Many designers don't realize it, but they are modeling content.
Every time a new interface is built in Figma, a content model is born. Whether it is a mockup of a webpage, a prototype for an app, a flow chart for a conversational UI, or any other digital interaction — some form of content structure is being implied.
Designers create content structures implicitly while innocently designing user interfaces. They are designing not only the visual aspects of the interface, but also crafting the underlying structure that organizes the content and data displayed on the screen.
Here are some ways in which designers create content structures implicitly:
Grouping related content:
Designers organize related content in ways that make sense to their users. For example, they might group all the symptoms of a health condition into a standard table structure that repeats for every other condition.
Designers create hierarchies by prioritizing and organizing content in a way that helps the user navigate the interface. For example, they might use different font sizes or colors to indicate headings, subheadings, and body text. Or, they might arrange offers in a related-product feature carousel.
Designers define relationships between content elements to help users understand how they are related to each other. For example, they might use arrows or lines to connect different elements or show the flow of information.
Labeling and layering content objects:
Designers label containers and frames in Figma, and label layers in Photoshop, Illustrator, or other design tools. Often these labels have meaningful names. For example, the names might imply content types, like “Recipe”, or content elements within a type, like “Ingredients”.
So, we can see how easily informal content models get created by designers as they build new interfaces. These “accidental content models” are born when content designers or interface designers simply lay out what content will fit where on the screen. These content models focus on design placement, rather than the meaning of content and how it gets used across an enterprise set of customer experiences. They need to connect up in the bigger picture.
Customer experience composition, orchestration, and dynamic assembly all depend on component content structures working together from design on through to delivery.
Getting designed content structures to play well with headless
Whether your content management system is headless, monolithic, simply based on strings, or based on custom code, in order for content to get to customers, some significant labor is going to be involved in getting the designs to match the way the content gets stored. That labor expands dramatically the more interfaces, designs, content types, languages, variants, and changes need to be made.
When content models are totally accidental, content is not reusable or componentized. A messy repository of duplicate objects ends up getting created that becomes an unruly manual mess to maintain.
While implicit content structures are useful during the design process, they can cause negative effects when the design structure doesn’t align with the schema of a headless CMS. Here are some potential issues:
If the content structure
in the interface doesn't align with the CMS schema, it can lead to inconsistencies in the content displayed to the user. For example, if a designer uses different content elements than the CMS, it could result in content being displayed incorrectly, requiring a lot of manual monitoring and QA.

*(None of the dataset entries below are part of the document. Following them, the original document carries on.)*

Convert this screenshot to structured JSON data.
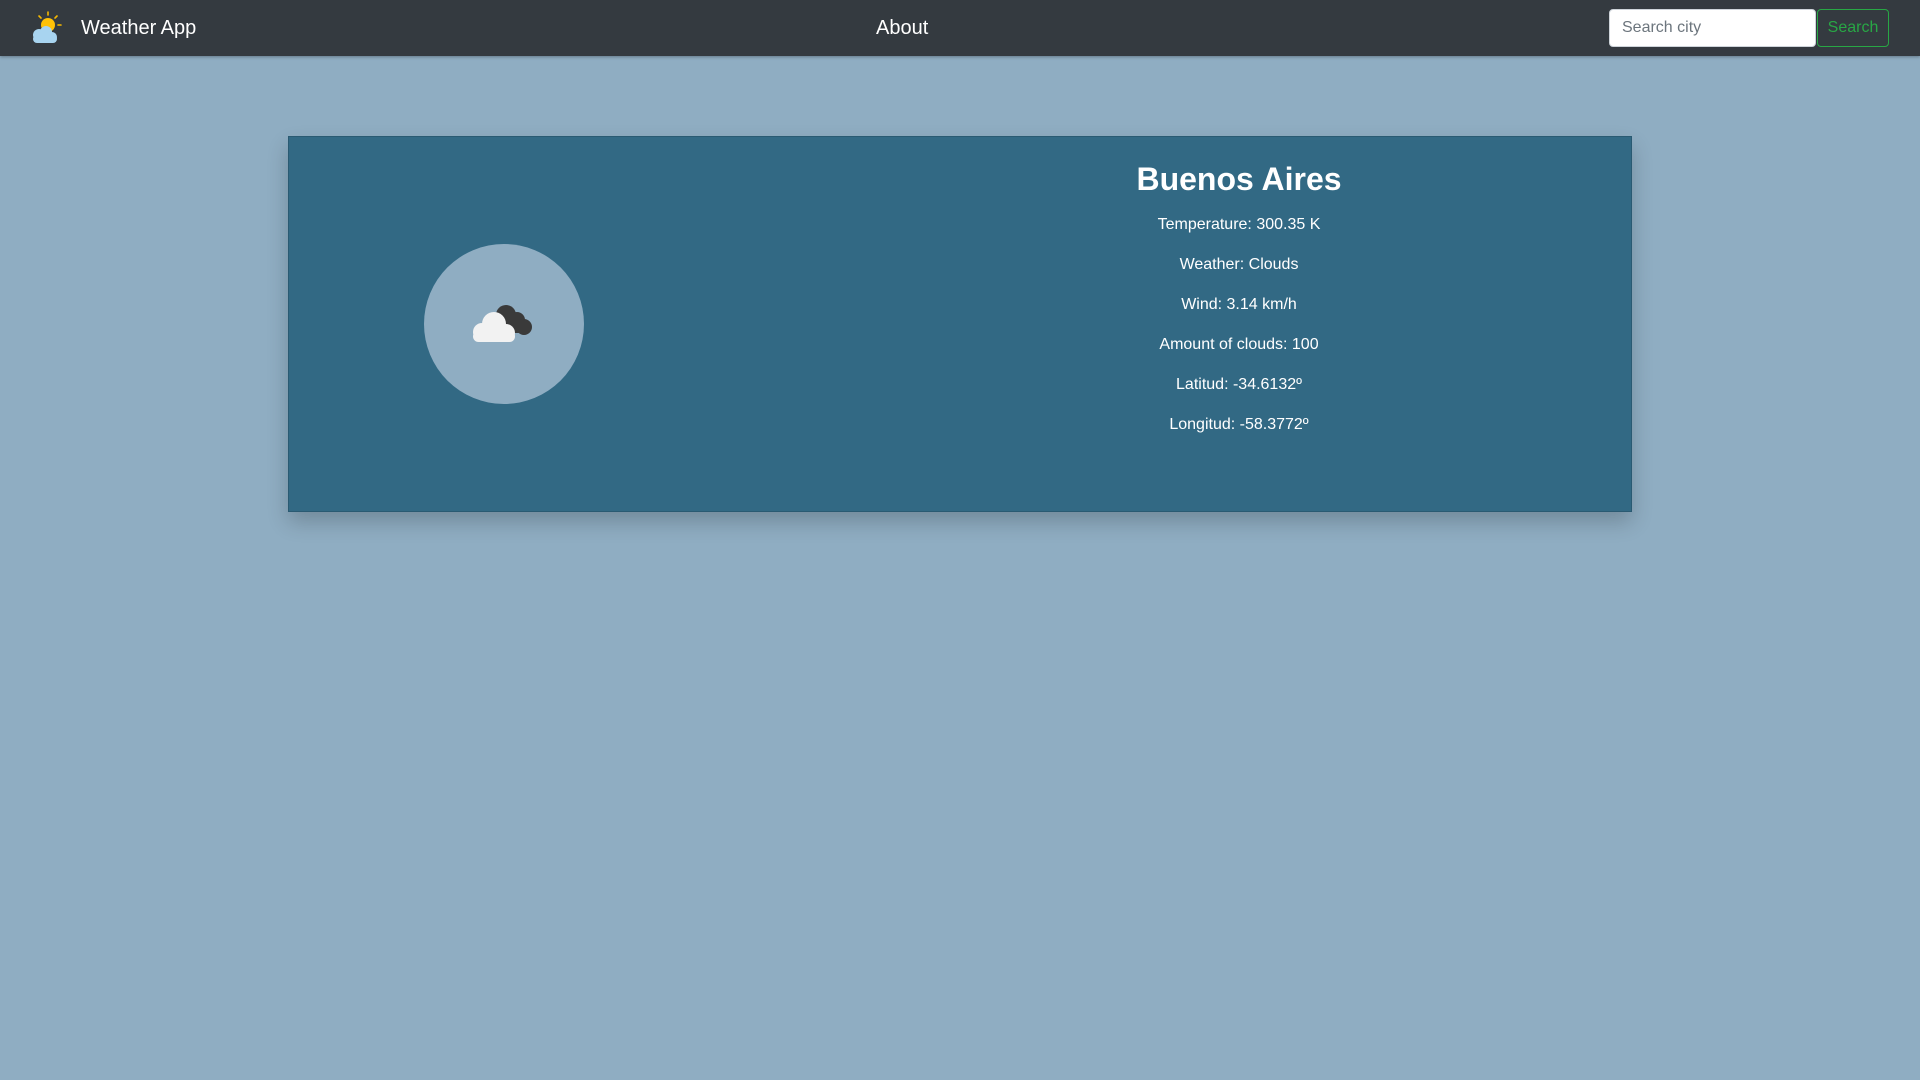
{
  "navbar": {
    "brand_icon": "sun-behind-cloud-icon",
    "brand_text": "Weather App",
    "about_link": "About",
    "search": {
      "placeholder": "Search city",
      "value": "",
      "button_label": "Search"
    }
  },
  "weather_card": {
    "icon": "clouds-icon",
    "city": "Buenos Aires",
    "lines": [
      "Temperature: 300.35 K",
      "Weather: Clouds",
      "Wind: 3.14 km/h",
      "Amount of clouds: 100",
      "Latitud: -34.6132º",
      "Longitud: -58.3772º"
    ]
  },
  "colors": {
    "page_background": "#8fadc2",
    "navbar_background": "#343a40",
    "card_background": "#326984",
    "search_button": "#28a745"
  }
}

An ad-hoc content structure
can make it more difficult to maintain and update content. For every addition or change that doesn't match the existing schema, it requires manual intervention to update the CMS schemas, and ensure all the content items are displayed correctly.

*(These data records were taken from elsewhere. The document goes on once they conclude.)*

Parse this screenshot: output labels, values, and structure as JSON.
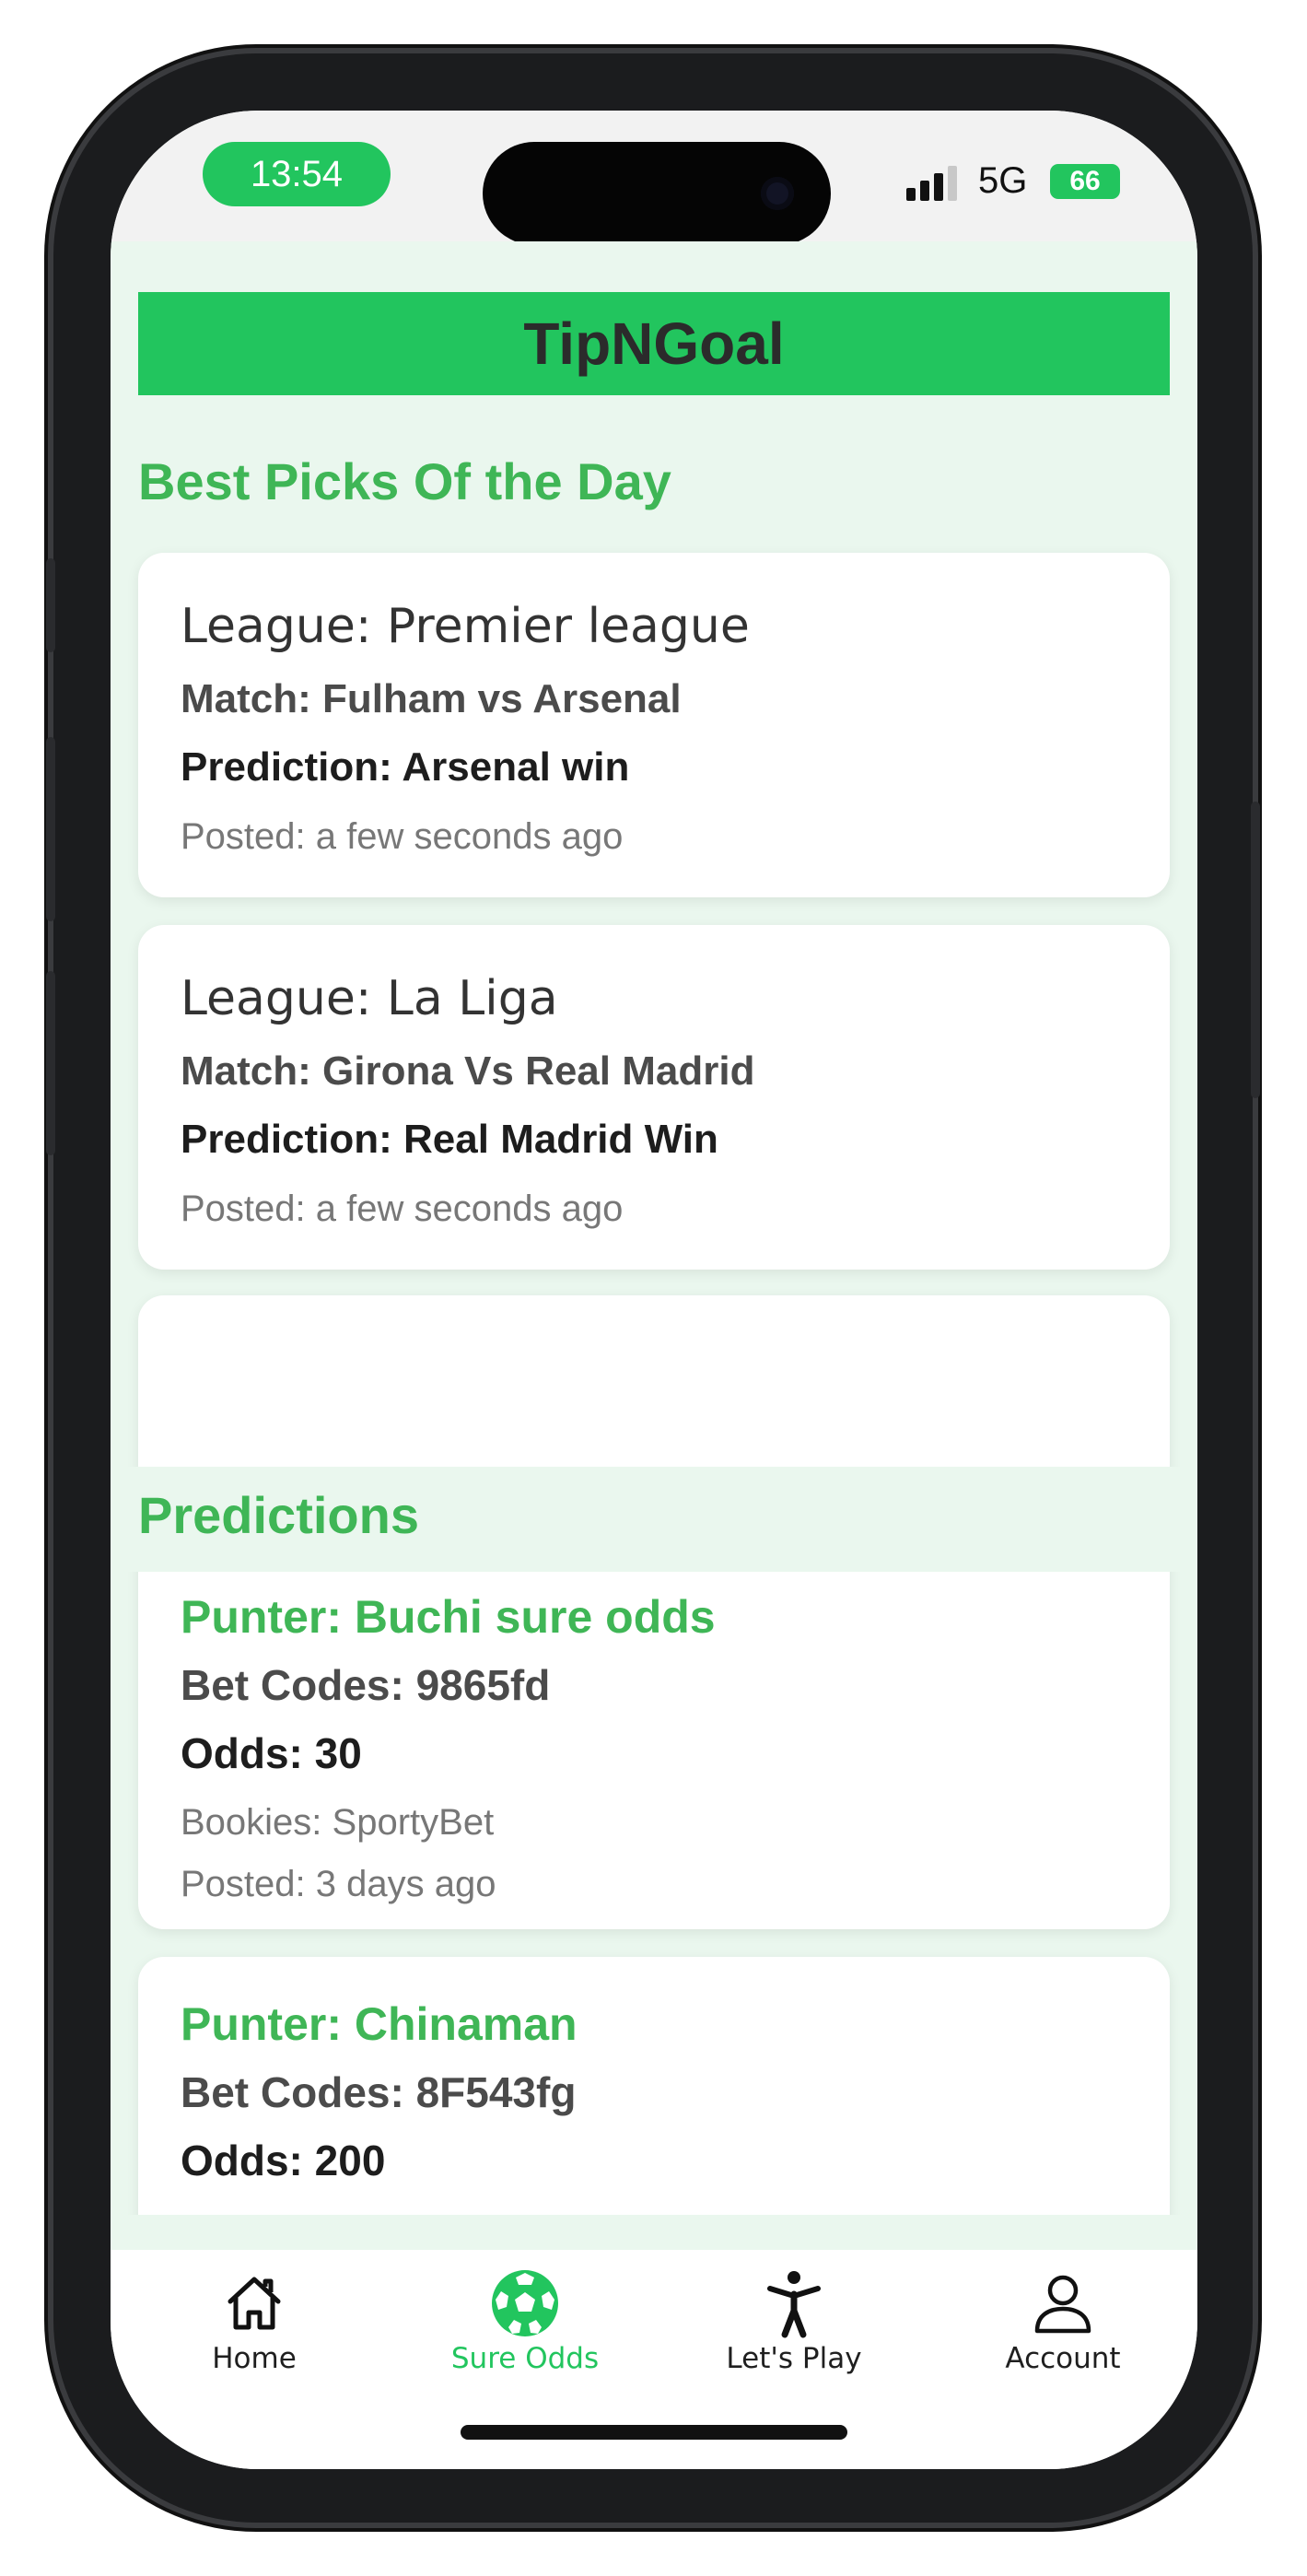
{
  "status_bar": {
    "time": "13:54",
    "network": "5G",
    "battery": "66"
  },
  "app": {
    "title": "TipNGoal"
  },
  "best_picks": {
    "title": "Best Picks Of the Day",
    "cards": [
      {
        "league": "League: Premier league",
        "match": "Match: Fulham vs  Arsenal",
        "prediction": "Prediction: Arsenal win",
        "posted": "Posted: a few seconds ago"
      },
      {
        "league": "League: La Liga",
        "match": "Match: Girona Vs Real Madrid",
        "prediction": "Prediction: Real Madrid Win",
        "posted": "Posted: a few seconds ago"
      }
    ]
  },
  "predictions": {
    "title": "Predictions",
    "cards": [
      {
        "punter": "Punter: Buchi sure odds",
        "bet_codes": "Bet Codes: 9865fd",
        "odds": "Odds: 30",
        "bookies": "Bookies: SportyBet",
        "posted": "Posted: 3 days ago"
      },
      {
        "punter": "Punter: Chinaman",
        "bet_codes": "Bet Codes: 8F543fg",
        "odds": "Odds: 200"
      }
    ]
  },
  "tab_bar": {
    "items": [
      {
        "label": "Home",
        "icon": "home-icon",
        "active": false
      },
      {
        "label": "Sure Odds",
        "icon": "soccer-ball-icon",
        "active": true
      },
      {
        "label": "Let's Play",
        "icon": "person-icon",
        "active": false
      },
      {
        "label": "Account",
        "icon": "account-icon",
        "active": false
      }
    ]
  },
  "colors": {
    "accent": "#22c55e",
    "section_title": "#3fb656",
    "background": "#eaf7ee"
  }
}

A lack of structure can limit the ability to reuse content across different parts of the application. For example, if a designer uses a unique structure for a particular page or feature, it might not be possible to reuse that content elsewhere in the application without significant customization. This leads to redundancy and inefficiency as elements get repeated, and content duplicated, rather than being efficiently reused.
We need a better way to align content design and headless content structures
Using structured content from a headless CMS directly inside a prototyping tool like Figma can help designers avoid these issues.
The Schematica team
at [A] has built a Figma plugin that brings component content together with the design process. It’s called RealContent. By connecting your headless CMS to Figma using the RealContent plugin, content designers and user interface designers can:
Use real content:
Instead of using placeholder text, designers can use actual content from the CMS to ensure that the design accurately reflects the content that will be displayed to users.
By using the same schema as the CMS, designers can ensure that the content is displayed consistently across different parts of the application.
By using a structured content approach, designers can create reusable content that can be easily used across different parts of the application.
In short, designers create content structures implicitly when designing user interfaces, but an ad-hoc approach can cause negative effects when it doesn't align with the schema of a headless CMS. By using structured content from a headless CMS inside a prototyping tool like Figma, designers can avoid these issues and create more consistent, reusable content.
If you’d like to try out the RealContent plugin for Figma, let me know and I’ll send details.
RealContent: The Innovative Figma Plugin for Component-Based Content Design
Tools and approaches are continuing to evolve along with the compostable customer experience that is underway. The right path is the middle way. Something that allows for flexibility and autonomy of designers, but incorporates structural component reuse of both design and content components.
That’s why [A] has been working to innovate new Figma plugins that bring component content together with the design process.
The most mature of these is a plugin called RealContent
that connects content from leading headless CMS providers into Figma designs directly. Designers can still roll their elements outside of what is in the CMS directly, but it brings them closer together with content structure elements and thinking.
This creates a collaboration around component-based content design that helps everyone move toward a smarter and more integrated way of thinking.